On his days off you might find Freddy climbing, skipping rocks or exploring the woods for the best possible spot to read in his hammock.

Maggie Brewer

Guide

Meet Maggie, your guide with a passion for peach rings, chocolate chip cookies, and Cheerwine. All the way from Columbia, South Carolina, Maggie’s love of nature began in her childhood days spent chasing soccer balls and darting through the woods with neighborhood pals.

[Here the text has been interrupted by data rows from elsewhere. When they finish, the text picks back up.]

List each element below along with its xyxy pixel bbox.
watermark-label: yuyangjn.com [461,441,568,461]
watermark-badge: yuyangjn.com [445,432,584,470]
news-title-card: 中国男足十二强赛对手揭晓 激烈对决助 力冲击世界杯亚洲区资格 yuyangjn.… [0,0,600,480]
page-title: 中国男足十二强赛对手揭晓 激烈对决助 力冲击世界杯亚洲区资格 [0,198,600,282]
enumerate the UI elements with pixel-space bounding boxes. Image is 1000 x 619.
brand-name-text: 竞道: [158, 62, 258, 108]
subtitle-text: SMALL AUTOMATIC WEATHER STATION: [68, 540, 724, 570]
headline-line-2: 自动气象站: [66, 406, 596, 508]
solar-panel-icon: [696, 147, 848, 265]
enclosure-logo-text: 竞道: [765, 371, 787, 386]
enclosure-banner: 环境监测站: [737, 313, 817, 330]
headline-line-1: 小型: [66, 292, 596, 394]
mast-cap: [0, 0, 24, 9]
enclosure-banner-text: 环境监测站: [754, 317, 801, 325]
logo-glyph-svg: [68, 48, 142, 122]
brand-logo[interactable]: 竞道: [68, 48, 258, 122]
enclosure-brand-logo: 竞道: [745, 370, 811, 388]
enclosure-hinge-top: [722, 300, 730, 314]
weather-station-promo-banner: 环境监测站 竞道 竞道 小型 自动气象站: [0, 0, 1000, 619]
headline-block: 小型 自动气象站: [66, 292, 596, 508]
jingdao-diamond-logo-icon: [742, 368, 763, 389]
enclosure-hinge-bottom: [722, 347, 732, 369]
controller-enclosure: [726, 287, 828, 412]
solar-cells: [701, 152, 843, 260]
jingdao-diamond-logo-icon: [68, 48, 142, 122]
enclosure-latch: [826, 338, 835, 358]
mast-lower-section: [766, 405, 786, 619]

Her journey truly took off when she started backpacking with her dad in middle school, immersing herself in the beauty of the Great Smoky Mountains National Park. Family vacations were often to unique locations like the Smokies and Ocracoke Island. These experiences ignited a lifelong passion for helping others experience the outdoors.

Fueling her passion further, Maggie pursued higher education at Clemson University, where she earned both her bachelor’s and master’s degrees in Parks, Recreation, and Tourism Management. During her time at Clemson, she honed her skills as the driving force behind Clemson Outdoor Recreation and Education’s trip program, guiding and inspiring students through trips like rafting, backpacking, and mountain biking. Now, she’s gearing up for her next chapter as the Coordinator of Outdoor Adventures at Duke University in North Carolina, where she’ll continue to share her expertise and love for the outdoors with college students.

When she’s not paddling the waters, you’ll find Maggie exploring trails with her loyal canine companion, enjoying really long bike rides at a leisurely pace, or challenging you to a round of Bananagrams.

Miss Jones

Shop Dog

Miss Jones is a rescue pup from Vermont. She has been an assistant guide to Trent on canoe tours in the Adirondacks, backcountry ski tours in New Hampshire, and many more! She loves long hikes, rolling in fresh snow, and treats of all shapes and sizes. She’s very excited to be our friendly, well-behaved shop dog here in Alaska.